- The Washington Times - Thursday, December 19, 2002

The Justice Department for the third year in a row recovered more than $1 billion in lawsuits and investigations of fraud cases against the federal government in the fiscal year ended Sept. 30, department officials said yesterday.
False Claims Act recoveries since the law was amended in 1986 have topped $10 billion, more than $6 billion of which was recovered under the so-called whistleblowers provisions of the act.
"The success of this statute is a tribute to the vision of its sponsors, Sen. Charles E. Grassley of Iowa and Rep. Howard L. Berman of California, as well as the thousands of private citizens who have reported fraud by filing suit under the act," said Assistant Attorney General Robert D. McCallum Jr., who heads the department's civil division.
In fiscal 2002, recoveries in civil fraud claims reached nearly $1.2 billion, a sum that includes investigations initiated by the government, as well as suits by whistleblowers, the officials said. Health care fraud accounted for the majority of recoveries, totaling more than $980 million.
Recoveries associated with suits brought by whistleblowers, including non-whistleblower claims resolved at the same time, accounted for almost $1.1 billion in settlements and judgments during the fiscal year, the officials said.
Among the department's largest recoveries in fiscal 2002 were:
$568 million from TAP Pharmaceuticals, accused of conspiring with doctors to bill Medicare for samples of the drug Lupron in violation of the Prescription Drug Marketing Act, paying kickbacks to providers to increase sales of Lupron and inflating its pricing of the drug to further a scheme in which TAP and its provider customers overcharged Medicare and Medicaid.
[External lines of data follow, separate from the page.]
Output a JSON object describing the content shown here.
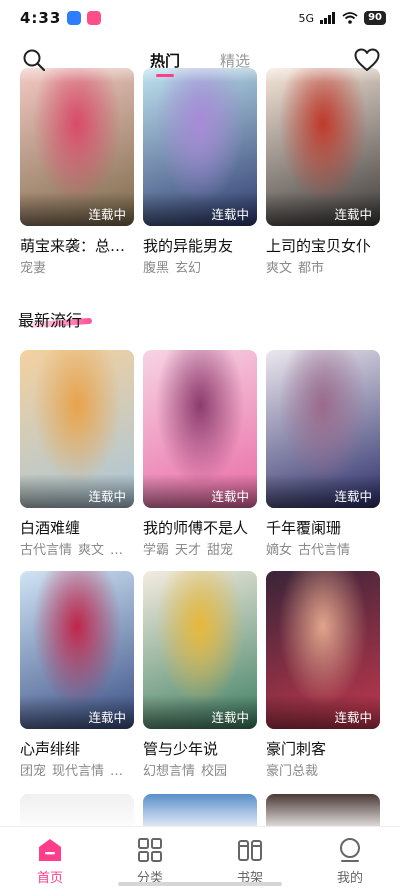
{
  "status_bar": {
    "time": "4:33",
    "battery": "90",
    "network": "5G"
  },
  "header": {
    "tabs": [
      {
        "label": "热门",
        "active": true
      },
      {
        "label": "精选",
        "active": false
      }
    ],
    "icons": {
      "left": "search-icon",
      "right": "heart-icon"
    }
  },
  "section": {
    "title": "最新流行"
  },
  "top_row": [
    {
      "title": "萌宝来袭：总…",
      "tags": [
        "宠妻"
      ],
      "status": "连载中",
      "colors": [
        "#f3c9c3",
        "#7b6a4a",
        "#d94a6a"
      ]
    },
    {
      "title": "我的异能男友",
      "tags": [
        "腹黑",
        "玄幻"
      ],
      "status": "连载中",
      "colors": [
        "#bfe3f0",
        "#2d3a6e",
        "#a88ad8"
      ]
    },
    {
      "title": "上司的宝贝女仆",
      "tags": [
        "爽文",
        "都市"
      ],
      "status": "连载中",
      "colors": [
        "#f6e6d8",
        "#3b3a3a",
        "#c0392b"
      ]
    }
  ],
  "popular": [
    {
      "title": "白酒难缠",
      "tags": [
        "古代言情",
        "爽文",
        "…"
      ],
      "status": "连载中",
      "colors": [
        "#f4d19e",
        "#a9c6d9",
        "#e8a34c"
      ]
    },
    {
      "title": "我的师傅不是人",
      "tags": [
        "学霸",
        "天才",
        "甜宠"
      ],
      "status": "连载中",
      "colors": [
        "#f7d4e4",
        "#e96aa4",
        "#8c3b6d"
      ]
    },
    {
      "title": "千年覆阑珊",
      "tags": [
        "嫡女",
        "古代言情"
      ],
      "status": "连载中",
      "colors": [
        "#ece7ee",
        "#2c2f6b",
        "#9a6a8c"
      ]
    },
    {
      "title": "心声绯绯",
      "tags": [
        "团宠",
        "现代言情",
        "…"
      ],
      "status": "连载中",
      "colors": [
        "#cfe4f4",
        "#3b4f86",
        "#c0254a"
      ]
    },
    {
      "title": "管与少年说",
      "tags": [
        "幻想言情",
        "校园"
      ],
      "status": "连载中",
      "colors": [
        "#f4ece0",
        "#3e7f62",
        "#e8b83a"
      ]
    },
    {
      "title": "豪门刺客",
      "tags": [
        "豪门总裁"
      ],
      "status": "连载中",
      "colors": [
        "#3a2438",
        "#c2384e",
        "#e0a58c"
      ]
    }
  ],
  "peek_colors": [
    "#f0f0f0",
    "#5a8fc9",
    "#4a3a36"
  ],
  "bottom_nav": [
    {
      "label": "首页",
      "icon": "home-icon",
      "active": true
    },
    {
      "label": "分类",
      "icon": "grid-icon",
      "active": false
    },
    {
      "label": "书架",
      "icon": "bookshelf-icon",
      "active": false
    },
    {
      "label": "我的",
      "icon": "profile-icon",
      "active": false
    }
  ],
  "accent": "#ff3d8b"
}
$87.3 million from PacifiCare Health Systems, accused of submitting false claims under contracts with the Office of Personnel Management to provide health care benefits to federal employees under the Federal Employees Health Benefits Program.
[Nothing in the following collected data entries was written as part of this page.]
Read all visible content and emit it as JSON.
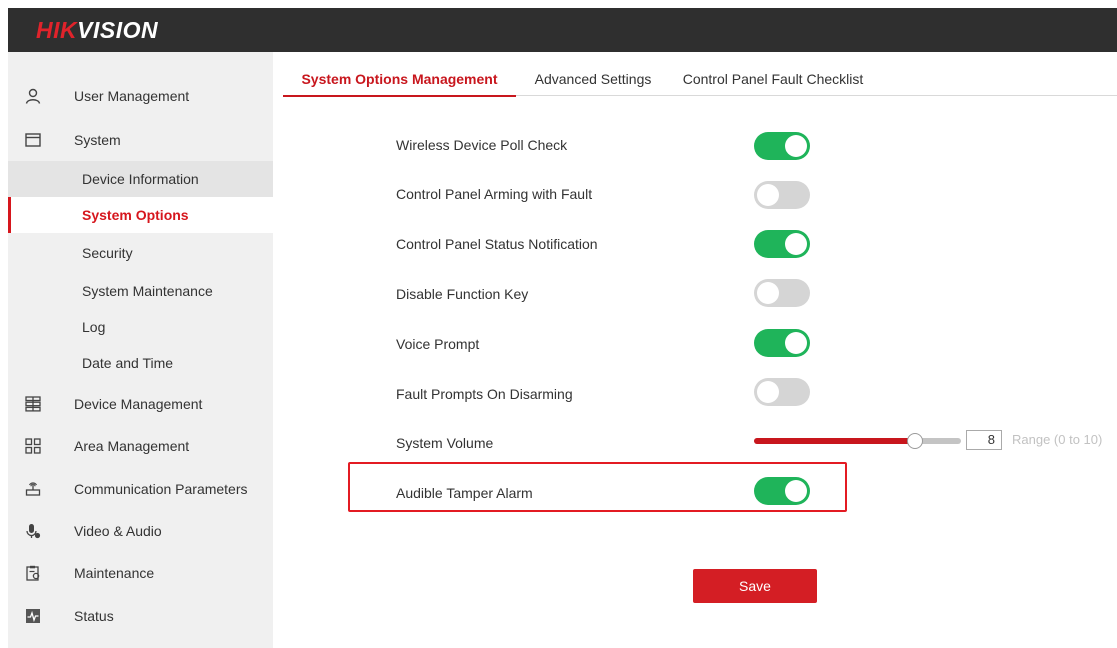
{
  "brand": {
    "part_a": "HIK",
    "part_b": "VISION"
  },
  "sidebar": {
    "items": [
      {
        "label": "User Management",
        "icon": "user-icon"
      },
      {
        "label": "System",
        "icon": "window-icon"
      },
      {
        "label": "Device Management",
        "icon": "device-grid-icon"
      },
      {
        "label": "Area Management",
        "icon": "area-grid-icon"
      },
      {
        "label": "Communication Parameters",
        "icon": "router-icon"
      },
      {
        "label": "Video & Audio",
        "icon": "mic-icon"
      },
      {
        "label": "Maintenance",
        "icon": "clipboard-gear-icon"
      },
      {
        "label": "Status",
        "icon": "pulse-icon"
      }
    ],
    "system_children": [
      {
        "label": "Device Information"
      },
      {
        "label": "System Options"
      },
      {
        "label": "Security"
      },
      {
        "label": "System Maintenance"
      },
      {
        "label": "Log"
      },
      {
        "label": "Date and Time"
      }
    ]
  },
  "tabs": [
    {
      "label": "System Options Management",
      "active": true
    },
    {
      "label": "Advanced Settings",
      "active": false
    },
    {
      "label": "Control Panel Fault Checklist",
      "active": false
    }
  ],
  "options": [
    {
      "label": "Wireless Device Poll Check",
      "enabled": true
    },
    {
      "label": "Control Panel Arming with Fault",
      "enabled": false
    },
    {
      "label": "Control Panel Status Notification",
      "enabled": true
    },
    {
      "label": "Disable Function Key",
      "enabled": false
    },
    {
      "label": "Voice Prompt",
      "enabled": true
    },
    {
      "label": "Fault Prompts On Disarming",
      "enabled": false
    }
  ],
  "volume": {
    "label": "System Volume",
    "value": "8",
    "min": 0,
    "max": 10,
    "range_note": "Range (0 to 10)"
  },
  "tamper": {
    "label": "Audible Tamper Alarm",
    "enabled": true
  },
  "save_label": "Save",
  "colors": {
    "accent_red": "#d6161d",
    "toggle_on": "#1fb45a",
    "toggle_off": "#d5d5d5",
    "topbar": "#2f2f2f"
  }
}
$76 million from General American Life Insurance Co., accused of improperly approving claims for federal Medicare funds and manipulating its quality-assurance data to conceal its failure to process claims properly. In addition to the monetary settlement, the firm agreed to stay out of the Medicare program for five years.
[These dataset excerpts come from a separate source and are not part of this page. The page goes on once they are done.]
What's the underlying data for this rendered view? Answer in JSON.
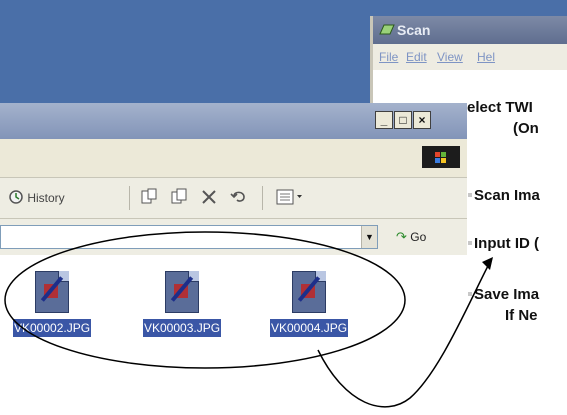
{
  "scan_window": {
    "title": "Scan",
    "menu": [
      "File",
      "Edit",
      "View",
      "Hel"
    ],
    "steps": [
      {
        "line1": "elect TWI",
        "line2": "(On"
      },
      {
        "line1": "Scan Ima"
      },
      {
        "line1": "Input ID ("
      },
      {
        "line1": "Save Ima",
        "line2": "If Ne"
      }
    ]
  },
  "explorer_window": {
    "buttons": {
      "minimize": "_",
      "maximize": "□",
      "close": "×"
    },
    "toolbar": {
      "history_label": "History"
    },
    "address": {
      "value": "",
      "go_label": "Go"
    },
    "files": [
      {
        "name": "VK00002.JPG"
      },
      {
        "name": "VK00003.JPG"
      },
      {
        "name": "VK00004.JPG"
      }
    ]
  },
  "colors": {
    "desktop": "#4a6fa8",
    "selection": "#3a56a6",
    "title_inactive": "#8294b8"
  },
  "icons": [
    "scan-app-icon",
    "windows-logo-icon",
    "history-icon",
    "move-to-icon",
    "copy-to-icon",
    "delete-icon",
    "undo-icon",
    "views-icon",
    "go-icon",
    "jpg-file-icon"
  ]
}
$73.3 million from the State of California and the County of Los Angeles, accused of billing Medicare for services provided to persons not eligible for Medicaid because they didn't meet the required standard of need.
$29 million from Lifemark Hospitals of Florida, accused of participating in a host of schemes, including submitting false Medicare claims for home health services, for hospital services not rendered, for services provided by unskilled, unlicensed or uncertified personnel, for services not ordered by a physician, and for services inadequately documented as required under the program.
$21.5 million from Union Oil Co. of California, accused of underpaying the Interior Department royalties owed for oil extracted from federal lands. It was the last of 16 major oil companies to settle claims in four related actions in which more than $430 million was recovered by the government, plus an additional $10 million on behalf of American Indians for losses suffered on tribal lands.
The whistleblower or "qui tam" provisions of the False Claims Act allow individuals, known as "relators," to file suit on behalf of the United States against those who have falsely or fraudulently claimed federal funds, including Medicare, Medicaid, disaster assistance and other benefits, subsidies, grants, loans and contract payments.
Persons who file qui tam suits can recover from 15 percent to 25 percent of any settlement or judgment reached in a case if the United States intervenes in the action, or up to 30 percent if they pursue it on their own. In fiscal 2002, relators recovered more than $160 million.